Friday, May 20, 2011

Solving the Budget Deficit—Step Four: Repairing Social Security and Medicare (Part II)

There is no way to sugar-coat the solution to Medicare, so here’s the brutal truth that no one wants to say or hear: We cannot afford all of the benefits that medical, technological and pharmacological advances can provide. We have learned to delay death, but with a huge economic burden attached.

Yes, the system is inefficient and changes, especially to claims processing, will free up billions of dollars. Yes, doctors perform too many tests because we are a litigious society. Yes, doctors have a tendency to prescribe the latest (and therefore most expensive) drug therapy because some salesman touted a study (paid by drug company dollars) that showed a miniscule improvement over a generic.

Yes, Congress has put fetters on the Medicare system by not allowing it to negotiate drug costs, which any private insurance company can do. We can remove those restraints and save money.

We should make all of those changes, but even if we do, spiraling health care costs that we cannot afford will still confront us.

The conversation that we must have in the United States is this: what level of care shall we provide to all comers regardless of age or income level?
Study after study shows that preventative care for children pays for itself in reduced medical costs as the children become adults. Study after study documents the huge costs we incur extending the life of those who are terminally ill.

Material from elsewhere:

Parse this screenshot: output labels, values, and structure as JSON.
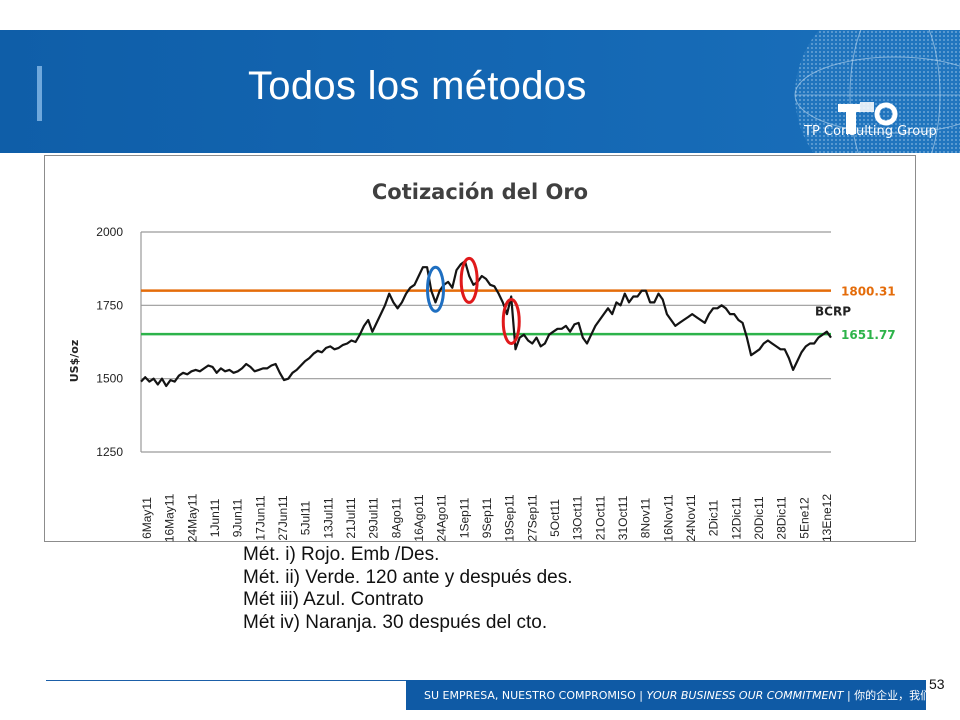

Economically, funding life-extending “therapies” but not funding preventative care makes absolutely no sense—there must be some other reason we make these decisions.
In part we make them because no one is paying for them—except future generations through our current borrowing. We make them because we each want the best for our loved ones and when ours are the ones dying, any cost seems justified. We make them because no one has asked us to answer the hard questions with sober minds.

We can either cut benefits or raise taxes to pay for the benefits we currently have. The way to address benefit cuts is not through the false promise of Paul Ryan’s privatization wherein the poor and sick are slowly squeezed out of the marketplace.

We need to be honest and make decisions—tough decisions—about what benefits we will provide our poor and elderly and what benefits we will not provide. If they are rich enough, they can still obtain these benefits privately; taxpayer money is no longer involved.

All the measures we have tried in the past to control medical costs have been like squeezing a balloon at its current bulge. The bulge disappeared from the one spot, but appeared somewhere else. We need to untie the balloon’s knot and let out some air. Late in 2010, Arizona decided AHCCCS (its Medicaid-equivalent program) would no longer fund all lung and some heart and bone-marrow transplants. By April this year the pressure was too much and the new budget restored those cuts.

I don’t know what the right answers are, but as a nation we need to make some really difficult decisions. Should we cover liver and heart and kidney transplants? Should we cover drugs that cost tens of thousands of dollars a year? Should we cover premature babies who cost over a million dollars just to bring to term and who will have increased medical expenses throughout their lives? Should we replace knees and hips and corneas?

Your answers may differ from mine, but if we want to solve the Medicare problem we need to collectively answer those questions, weighing what our hearts and wallets say.

I have great faith in Americans. IF we are asked to make hard decisions we will make them. Now we just need politicians willing to do the same.